The two opposing cases in the debate over ownership deregulation of the media can be quickly summed up. The first group argues that the case for deregulation is buttressed by the explosion of choice available on the Internet, and the second group counters that the influence of online media is exaggerated.
This second group commonly cites a series of polls indicating that the most commonly trafficked sites for domestic news are owned and operated by the proprietors of existing media businesses. Fairfax, News Limited, Channel 9 (in its ninemsn partnership with Microsoft) and the ABC top the list, with ‘new media’ sites such as crikey.com.au and Yahoo! News struggling to compete. Not only this, but fewer people than it is often assumed gather their news online—in one such survey, 75 per cent of people were either unable to name an online news source they visited, or did not do so.
The news revolution and the deregulation it inspires, is, argue the critics of reform, a myth. Of course, none of the data is surprising. In 2006, established media organisations can far easier produce news content, with their network of in-house journalists and associations with news services such as Reuters and Associated Press. Obviously not everybody is comfortable yet with browsing the Internet for their news; established patterns are hard to break.

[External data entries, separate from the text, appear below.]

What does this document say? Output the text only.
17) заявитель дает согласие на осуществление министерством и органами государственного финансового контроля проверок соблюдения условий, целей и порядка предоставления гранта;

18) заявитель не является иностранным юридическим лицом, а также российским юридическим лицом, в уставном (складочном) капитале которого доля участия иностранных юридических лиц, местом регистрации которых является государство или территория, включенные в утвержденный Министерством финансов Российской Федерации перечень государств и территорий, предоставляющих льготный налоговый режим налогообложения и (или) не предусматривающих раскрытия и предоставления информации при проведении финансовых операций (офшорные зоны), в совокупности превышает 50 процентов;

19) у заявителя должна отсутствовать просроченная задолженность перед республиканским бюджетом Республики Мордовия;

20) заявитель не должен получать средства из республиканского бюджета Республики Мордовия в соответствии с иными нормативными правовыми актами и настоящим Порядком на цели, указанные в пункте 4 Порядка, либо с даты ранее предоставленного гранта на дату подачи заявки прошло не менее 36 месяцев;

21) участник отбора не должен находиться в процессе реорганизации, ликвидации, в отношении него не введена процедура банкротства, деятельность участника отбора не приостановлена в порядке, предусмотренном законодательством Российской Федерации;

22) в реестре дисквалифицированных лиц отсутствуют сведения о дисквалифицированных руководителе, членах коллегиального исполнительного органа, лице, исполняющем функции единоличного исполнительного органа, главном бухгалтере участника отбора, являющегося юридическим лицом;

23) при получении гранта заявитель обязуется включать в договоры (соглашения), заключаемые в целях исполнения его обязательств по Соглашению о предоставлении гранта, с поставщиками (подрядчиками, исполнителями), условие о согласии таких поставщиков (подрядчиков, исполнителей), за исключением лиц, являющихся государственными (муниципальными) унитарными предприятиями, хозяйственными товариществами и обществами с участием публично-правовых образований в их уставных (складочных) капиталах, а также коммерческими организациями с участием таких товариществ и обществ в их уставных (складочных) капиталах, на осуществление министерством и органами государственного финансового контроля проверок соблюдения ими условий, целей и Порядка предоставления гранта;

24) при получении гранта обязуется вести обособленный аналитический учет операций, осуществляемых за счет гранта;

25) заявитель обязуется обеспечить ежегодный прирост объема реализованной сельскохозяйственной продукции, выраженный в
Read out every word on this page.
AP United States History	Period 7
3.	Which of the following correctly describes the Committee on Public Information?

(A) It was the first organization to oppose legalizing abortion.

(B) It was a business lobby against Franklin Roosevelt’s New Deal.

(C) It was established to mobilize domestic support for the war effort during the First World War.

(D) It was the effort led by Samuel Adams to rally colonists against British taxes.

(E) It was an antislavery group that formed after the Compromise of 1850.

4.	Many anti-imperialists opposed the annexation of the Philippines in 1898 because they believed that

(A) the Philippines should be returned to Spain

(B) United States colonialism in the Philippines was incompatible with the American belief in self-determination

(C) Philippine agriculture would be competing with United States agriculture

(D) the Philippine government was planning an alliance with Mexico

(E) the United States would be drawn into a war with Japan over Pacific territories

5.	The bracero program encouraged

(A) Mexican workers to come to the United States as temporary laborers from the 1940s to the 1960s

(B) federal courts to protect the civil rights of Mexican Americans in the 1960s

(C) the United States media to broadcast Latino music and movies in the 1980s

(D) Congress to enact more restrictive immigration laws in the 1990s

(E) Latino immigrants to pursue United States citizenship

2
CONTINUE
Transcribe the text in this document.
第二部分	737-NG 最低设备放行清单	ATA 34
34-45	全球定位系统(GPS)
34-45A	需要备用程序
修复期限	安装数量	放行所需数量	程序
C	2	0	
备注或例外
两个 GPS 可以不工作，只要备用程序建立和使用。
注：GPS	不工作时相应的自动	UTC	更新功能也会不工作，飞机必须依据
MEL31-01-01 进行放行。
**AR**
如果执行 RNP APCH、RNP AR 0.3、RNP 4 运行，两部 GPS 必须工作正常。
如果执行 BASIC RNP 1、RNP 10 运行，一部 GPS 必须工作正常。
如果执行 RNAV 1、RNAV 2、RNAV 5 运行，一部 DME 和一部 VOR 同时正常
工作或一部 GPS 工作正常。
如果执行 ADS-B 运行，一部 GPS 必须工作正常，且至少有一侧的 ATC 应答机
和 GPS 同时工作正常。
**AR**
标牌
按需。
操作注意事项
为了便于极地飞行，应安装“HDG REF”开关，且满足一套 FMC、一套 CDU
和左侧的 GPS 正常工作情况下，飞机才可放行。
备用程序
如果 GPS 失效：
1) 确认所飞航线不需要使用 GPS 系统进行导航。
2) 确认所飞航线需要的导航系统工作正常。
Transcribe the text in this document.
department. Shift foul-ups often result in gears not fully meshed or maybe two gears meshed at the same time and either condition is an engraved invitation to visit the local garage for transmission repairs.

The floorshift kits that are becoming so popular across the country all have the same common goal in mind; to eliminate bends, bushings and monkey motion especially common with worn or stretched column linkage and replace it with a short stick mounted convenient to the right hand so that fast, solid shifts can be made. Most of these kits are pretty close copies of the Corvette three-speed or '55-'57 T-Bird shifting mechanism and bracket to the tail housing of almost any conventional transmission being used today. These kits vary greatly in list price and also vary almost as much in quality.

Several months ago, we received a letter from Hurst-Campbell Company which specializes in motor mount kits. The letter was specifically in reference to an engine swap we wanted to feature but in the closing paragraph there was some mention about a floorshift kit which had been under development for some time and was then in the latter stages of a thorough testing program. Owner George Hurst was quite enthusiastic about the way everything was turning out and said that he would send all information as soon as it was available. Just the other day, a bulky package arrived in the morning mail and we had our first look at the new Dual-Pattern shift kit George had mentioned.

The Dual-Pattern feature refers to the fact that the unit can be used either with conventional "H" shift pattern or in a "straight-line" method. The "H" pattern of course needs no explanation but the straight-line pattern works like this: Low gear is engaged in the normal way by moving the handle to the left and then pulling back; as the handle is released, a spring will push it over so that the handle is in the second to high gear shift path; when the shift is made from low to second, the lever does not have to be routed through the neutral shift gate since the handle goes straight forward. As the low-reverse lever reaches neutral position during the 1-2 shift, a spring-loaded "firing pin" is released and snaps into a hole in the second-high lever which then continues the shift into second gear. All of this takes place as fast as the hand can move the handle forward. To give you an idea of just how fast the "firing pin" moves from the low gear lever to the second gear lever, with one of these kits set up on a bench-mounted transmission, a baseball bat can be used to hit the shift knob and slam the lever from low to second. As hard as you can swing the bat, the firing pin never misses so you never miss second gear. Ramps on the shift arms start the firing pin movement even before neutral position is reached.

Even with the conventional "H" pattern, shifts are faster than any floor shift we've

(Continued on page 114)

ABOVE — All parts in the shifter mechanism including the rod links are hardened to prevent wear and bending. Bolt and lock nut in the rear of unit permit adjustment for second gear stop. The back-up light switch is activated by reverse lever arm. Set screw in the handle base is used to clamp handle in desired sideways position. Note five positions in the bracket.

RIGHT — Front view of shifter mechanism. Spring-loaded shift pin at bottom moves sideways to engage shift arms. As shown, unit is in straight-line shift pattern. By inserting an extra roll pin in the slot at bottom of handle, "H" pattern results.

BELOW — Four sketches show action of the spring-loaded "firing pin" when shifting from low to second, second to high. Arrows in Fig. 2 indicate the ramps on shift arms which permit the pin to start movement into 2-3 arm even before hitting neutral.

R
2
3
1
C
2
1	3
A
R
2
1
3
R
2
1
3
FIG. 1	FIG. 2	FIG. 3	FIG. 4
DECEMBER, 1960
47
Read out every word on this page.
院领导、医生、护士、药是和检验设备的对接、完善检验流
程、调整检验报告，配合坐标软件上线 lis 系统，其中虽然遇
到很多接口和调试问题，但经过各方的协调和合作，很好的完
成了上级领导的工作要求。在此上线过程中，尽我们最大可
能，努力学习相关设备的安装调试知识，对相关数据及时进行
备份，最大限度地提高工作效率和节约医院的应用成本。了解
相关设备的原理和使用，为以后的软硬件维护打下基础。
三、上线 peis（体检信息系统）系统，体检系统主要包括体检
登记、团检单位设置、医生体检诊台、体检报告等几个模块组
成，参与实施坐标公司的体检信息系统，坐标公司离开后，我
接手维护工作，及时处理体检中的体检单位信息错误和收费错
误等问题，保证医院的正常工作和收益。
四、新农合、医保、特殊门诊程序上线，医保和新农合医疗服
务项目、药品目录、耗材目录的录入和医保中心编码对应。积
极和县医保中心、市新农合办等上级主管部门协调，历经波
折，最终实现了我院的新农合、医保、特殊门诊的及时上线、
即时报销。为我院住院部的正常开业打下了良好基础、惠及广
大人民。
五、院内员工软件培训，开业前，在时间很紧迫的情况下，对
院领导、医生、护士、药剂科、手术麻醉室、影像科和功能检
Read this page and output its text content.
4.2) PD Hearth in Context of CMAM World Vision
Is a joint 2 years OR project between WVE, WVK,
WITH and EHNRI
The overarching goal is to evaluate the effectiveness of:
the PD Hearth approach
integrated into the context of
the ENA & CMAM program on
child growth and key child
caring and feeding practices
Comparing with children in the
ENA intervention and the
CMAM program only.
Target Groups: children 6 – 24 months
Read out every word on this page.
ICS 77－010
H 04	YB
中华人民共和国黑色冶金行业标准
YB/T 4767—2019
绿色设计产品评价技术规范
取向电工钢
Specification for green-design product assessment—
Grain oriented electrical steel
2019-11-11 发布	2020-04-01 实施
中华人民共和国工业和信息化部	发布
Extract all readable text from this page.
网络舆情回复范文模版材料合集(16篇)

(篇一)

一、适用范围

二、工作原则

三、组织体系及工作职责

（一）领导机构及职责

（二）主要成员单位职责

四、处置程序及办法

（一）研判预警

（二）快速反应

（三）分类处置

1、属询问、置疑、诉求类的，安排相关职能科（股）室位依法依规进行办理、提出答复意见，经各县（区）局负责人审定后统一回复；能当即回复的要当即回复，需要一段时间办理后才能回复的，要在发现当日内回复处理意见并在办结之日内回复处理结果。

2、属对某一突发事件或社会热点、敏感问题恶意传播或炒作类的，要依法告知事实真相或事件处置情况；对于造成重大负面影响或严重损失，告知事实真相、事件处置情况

But there are problems with these one-dimensional measurements of news site popularity. It is arguably more interesting that, in the 2005/2006 poll displayed on this page, in fifth and sixth position are Yahoo! and Crikey, archetypal Web start-ups. Bigpond comes in seventh—before the Internet, how many people could say they primarily sourced their news from Telstra?
Drawn from a series of interviews and extrapolated to the population at large, the polls also appear to underestimate the traffic at these sites. The 2005 poll reports 190,000 visitors to the Crikey Website per month. Crikey itself claims double that — 355,000 unique visitors to their Website, with 41,000 readers of the daily e-mail.
Internet statistics are an amazingly problematic enterprise. The differences between hits, page views, visits and unique visitors are arcane and technical, but can dramatically raise or lower sites in the rankings. Whether the user is on a home computer directly connected to the internet, or through a corporate network — which could mean that a couple of thousand employees only register as a single visitor—adds to the challenge. Whether you identify unique users by tracking their IP address, with a cookie, or by imposing a registration system on the site itself, further complicates the issue. Unfortunately, trying to ascertain traffic by interviewing consumers doesn’t really cut it.
The diffusion of knowledge about current affairs is not as linear as these surveys imply. As these metrics measure ‘news only’ sites, they ignore a large number of sources of news and opinion available both on and offline. Outlets which are not classified ‘news only’ are often rich with references to current events. Online services run by traditional proprietors are richer with content and opinion than their print or broadcast counterparts, and in many cases, by linking to other sources, encourage consumers to explore alternative outlets.
News consumption is shifting from a hit-driven culture to a niche culture, as consumers spread out across a suddenly massive array of media outlets available online.
By leaning on surveys such as these as a crutch, opponents of media deregulation miss the point. Media use has rapidly and irreversibly changed. Whether consumers visit Fairfax Digital or an obscure blog — or more likely, both — they have not just shifted format, but shifted their approach to news gathering.
The media is now more than ever intensely competitive — the ABC, ninemsn, News Limited and Fairfax aren’t resting, confident in their status as most popular news sites, but are instead being chased by hungry start-ups and competitors eating away at their bottom lines. Media regulation has to change to suit.